I'm not complaining.....I love this forum and have learned so much. I visit the forum on a daily basis....even multiple times per day. When I have more than 5 minutes I even try to stay up with the coffee pot thread and post a hello every now and then. There are so many interesting threads and so much activity here. Most all questions I've had get answered within minutes of posting and I'm so thankful to all the help that I've received.
However, I find it difficult to stay up on current threads and I'm assuming I'm not the only one. I've managed many forums on all sorts of topics and currently manage and admin one that is dedicated to the memory of a longtime woodworker. The purpose of the forum and it's website is to raise $$$ to fund a scholarship program to send individuals to woodworking schools. Anyway.....the forum software I use is a freeware program that runs on SQL database backend. It's simple to use and the most important feature of it is it remembers the member and allows them to click on "NEW" to view the newest message of a thread.

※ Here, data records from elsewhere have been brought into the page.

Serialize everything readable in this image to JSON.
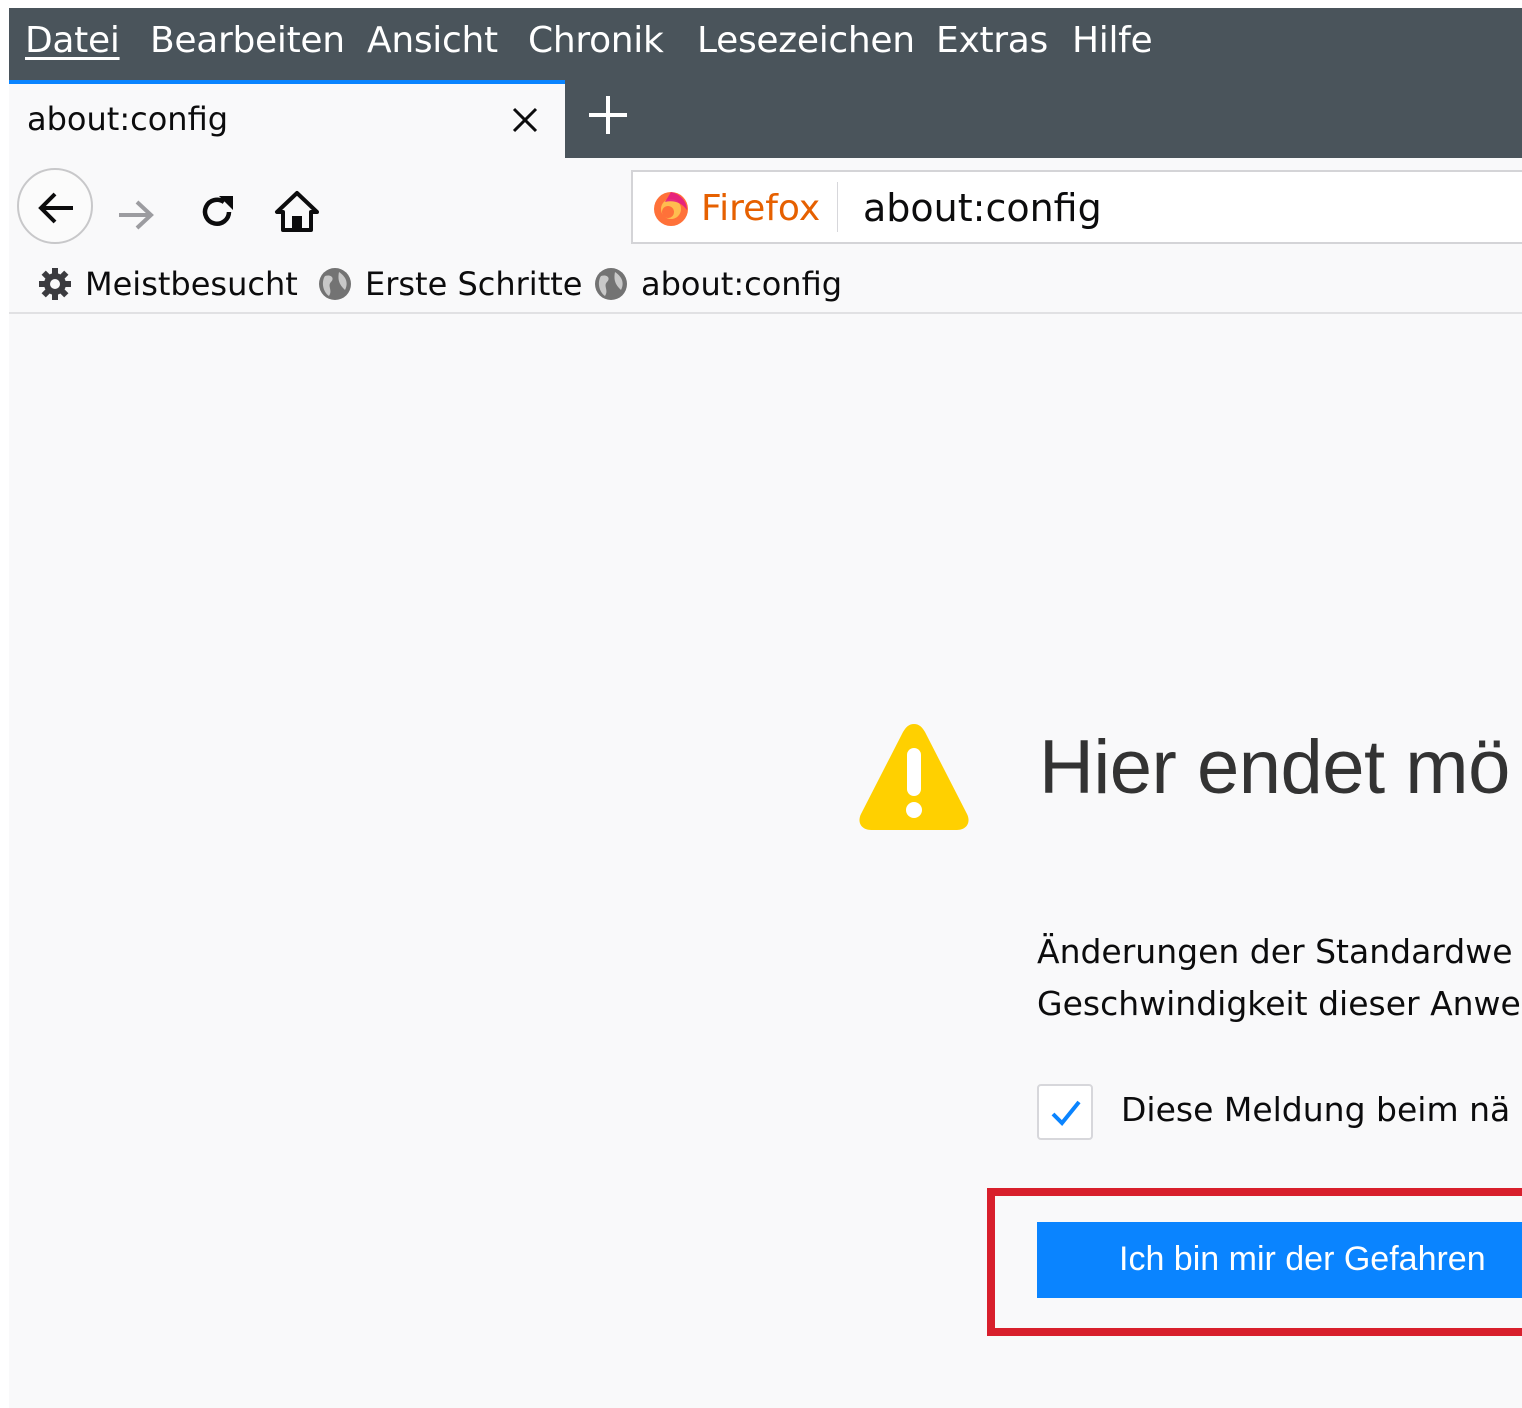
{
  "menubar": {
    "items": [
      "Datei",
      "Bearbeiten",
      "Ansicht",
      "Chronik",
      "Lesezeichen",
      "Extras",
      "Hilfe"
    ]
  },
  "tabs": [
    {
      "title": "about:config",
      "active": true
    }
  ],
  "navbar": {
    "identity_label": "Firefox",
    "url": "about:config"
  },
  "bookmarks": [
    {
      "label": "Meistbesucht",
      "icon": "gear-icon"
    },
    {
      "label": "Erste Schritte",
      "icon": "globe-icon"
    },
    {
      "label": "about:config",
      "icon": "globe-icon"
    }
  ],
  "warning": {
    "title": "Hier endet mö",
    "text_lines": [
      "Änderungen der Standardwe",
      "Geschwindigkeit dieser Anwe"
    ],
    "checkbox_checked": true,
    "checkbox_label": "Diese Meldung beim nä",
    "accept_button": "Ich bin mir der Gefahren"
  },
  "colors": {
    "chrome_dark": "#4a545b",
    "accent_blue": "#0a84ff",
    "highlight_red": "#d81f2c",
    "warning_yellow": "#ffd000",
    "firefox_orange": "#e66000"
  }
}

Has anyone who runs this forum thought about adding a feature like this? After a thread grows to multiple pages I find that I spend more time backtracking to try to determine what is new versus old between visits.
Again...I'm not complaining. The knowledge contained here is the best on the internet and the fellow members are awesome.
Thank you for your time.
Jerry
I don't pay for all of the info I get here, so I am happy with whatever the owners want to give me. I make a starter post on the forums that I want to keep informed on so I get emailed all replies, then I read the replies as they are emailed to me.
Wes
Hi Wes,
I fully agree.....I was just merely throwing out the suggestion. If it can't be done..then I'm fine with that. However, like I said...I think it would be very cool functionality.
In my many years of teaching publication design (and a forum is simply an electronic publication), I always taught that "form follows function." The idea is to make communication simple, fast, and functional, not for the sender, but for the receiver of those messages. It's a lesson that many website developers and designers these days simply have no clue about.
Following their redesign, this forum became far slower and more tedious to use, depending on the browser and connection method one uses--certainly one of the slowest in terms of page loading and posting responses. But it "looks pretty," and I guess that's primarily what the publishers care most about.
I still manage to muddle through it because it focuses on a subject I care about, but it's often not easy, depending on where I am and what I'm using to access the information.